Congressional Republicans will pick a new Congressional Budget Office (CBO) director when current CBO chief Douglas Elmendorf's current term is up next year, according to a report by Bloomberg Politics' Dave Weigel.
I was critical of the way CBO's scores were used over the years, but overall I thought Elmendorf was a good steward of the institution and a steady hand in a turbulent time. He wasn't a conservative economist in the political sense, but he was to some extent a small-c conservative in the way he ran the agency—unwilling to adopt novel economic theories because of their political convenience, and he was willing to incorporate the best evidence regardless of its potential political implication. In particular, the CBO under Elmendorf was reluctant give Obamacare credit for largely untested savings mechanisms, and later was quite blunt about the limited evidence that many experimental Medicare savings programs would work.
Having taken the majority in both chambers of Congress this fall, Republicans are well within their rights to pick a new budget office director, and there are more than a few potentially qualified candidates who have traditionally aligned with the GOP. I'll be interested to see who gets the nod.

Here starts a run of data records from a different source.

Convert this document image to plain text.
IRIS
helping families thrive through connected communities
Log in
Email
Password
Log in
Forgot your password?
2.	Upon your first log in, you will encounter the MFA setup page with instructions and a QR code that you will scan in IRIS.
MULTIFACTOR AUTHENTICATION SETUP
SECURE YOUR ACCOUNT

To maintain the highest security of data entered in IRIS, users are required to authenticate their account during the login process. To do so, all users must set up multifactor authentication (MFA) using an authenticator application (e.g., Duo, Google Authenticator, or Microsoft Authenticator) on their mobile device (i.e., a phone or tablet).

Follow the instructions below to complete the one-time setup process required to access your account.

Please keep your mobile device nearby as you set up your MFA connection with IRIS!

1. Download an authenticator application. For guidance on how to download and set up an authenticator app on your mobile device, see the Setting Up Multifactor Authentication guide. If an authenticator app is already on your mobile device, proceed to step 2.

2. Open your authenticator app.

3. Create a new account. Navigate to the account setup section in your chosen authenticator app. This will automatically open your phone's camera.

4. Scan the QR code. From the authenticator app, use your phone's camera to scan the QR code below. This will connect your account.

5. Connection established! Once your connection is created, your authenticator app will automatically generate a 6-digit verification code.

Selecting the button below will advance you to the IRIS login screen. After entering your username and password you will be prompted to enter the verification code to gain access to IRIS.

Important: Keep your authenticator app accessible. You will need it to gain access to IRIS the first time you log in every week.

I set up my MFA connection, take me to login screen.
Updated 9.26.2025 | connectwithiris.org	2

What I hope, however, is that Republicans in Congress don't get too invested in the prospects of radically changing the CBO's budget analysis through dynamic scoring, which deals with economic ripple effects, in particular, the way that tax changes affect growth in the rest of the economy. Dynamic effects are real—policy changes do have complex downstream effects on economic activity—but the CBO has looked at dynamic scoring before, under Republican leadership, and found that the modeled effects are generally very small. And as Bloomberg View's Christopher Flavelle reported earlier this month, several right-leaning former CBO directors remain cool to the idea.
Fundamentally, the push for dynamic scoring is a push to make tax cuts easier without having to worry about making commensurate cuts to government spending. Under the most exaggerated version of the supply side theory, tax cuts encourage so much economic growth that they produce enough additional tax revenue to pay for themselves all or most of the time, thus resulting in no impact on the deficit. In fact, this is rarely if ever true, and would almost certainly not be the case with today's tax rates. If Republicans want to reform the tax code and cut taxes in the process, they should be prepared to do the work of indentifying and making the case for real spending cuts to match instead of holding out hope that dynamic scoring magic from a new CBO director will help them avoid the responsibility.